I'm not a lawyer, but if the argument is a Constitutional issue, then there wouldn't be any material evidence required, but rather citations from previous opinions, legal scholars, quotations from the Founders writings, etc. would be sufficient.

If however, the argument that the computer-generated Certificate of Live Birth that he's presented isn't sufficient proof of citizenship, then yes, I would think you'd need evidence. And time, and money. It would probably entail researching the Hawaiian statutes in effect in 1961 relating to issuance of birth certificates, plus any archived publications of the Dept. of Health from that period, caselaw from state and circuit courts relating to citizenship, rulings of the Hawaiian AG, legislative records relating to the relevant laws, archived newspaper reports of birth certificate fraud or system tampering/malfunction, and a possible real-life example of  a person whose Hawaiian COLB does not reveal the actual facts of their birth, such as an adoptee, etc.
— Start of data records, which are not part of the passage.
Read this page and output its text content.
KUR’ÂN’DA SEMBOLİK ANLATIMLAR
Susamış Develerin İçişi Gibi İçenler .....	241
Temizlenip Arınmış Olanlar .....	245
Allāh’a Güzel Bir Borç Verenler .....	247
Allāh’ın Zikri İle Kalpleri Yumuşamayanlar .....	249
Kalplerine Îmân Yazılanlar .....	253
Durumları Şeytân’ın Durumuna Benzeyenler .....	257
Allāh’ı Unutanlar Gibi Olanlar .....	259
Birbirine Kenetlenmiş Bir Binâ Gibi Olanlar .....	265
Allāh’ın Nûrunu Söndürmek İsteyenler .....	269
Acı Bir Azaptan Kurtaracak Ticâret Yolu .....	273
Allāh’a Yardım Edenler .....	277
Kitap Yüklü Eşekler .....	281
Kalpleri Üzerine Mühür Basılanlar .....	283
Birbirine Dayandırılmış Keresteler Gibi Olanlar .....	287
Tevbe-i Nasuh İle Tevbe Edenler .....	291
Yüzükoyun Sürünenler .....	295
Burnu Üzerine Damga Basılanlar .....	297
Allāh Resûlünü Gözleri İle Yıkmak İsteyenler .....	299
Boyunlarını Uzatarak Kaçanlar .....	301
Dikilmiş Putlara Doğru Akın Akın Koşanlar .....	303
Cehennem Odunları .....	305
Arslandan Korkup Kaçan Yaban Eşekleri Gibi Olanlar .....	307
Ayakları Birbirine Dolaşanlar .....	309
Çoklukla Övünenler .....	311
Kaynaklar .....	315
If the argument is that he was born in Kenya, then I think you'd have to provide some actual evidence to prove it. So far (and this doesn't apply to Donofrio, because his was a Constitutional issue), all I've seen are statements that "it's been said that" or "there are reports of" or I believe in one case, a recording of an African grandmother saying he was born in Kenya in a phone conversation with a third party. (I doubt that O's elderly and illiterate grandmother would qualify as a credible witness, since she's also told quite the opposite story.)

If the argument is that the COLB scan posted on the internet is counterfeit, then wouldn't it make sense to ask the Obama campaign if a qualified document expert could examine the physical document? If they refused, then the refusal itself would be suggestive.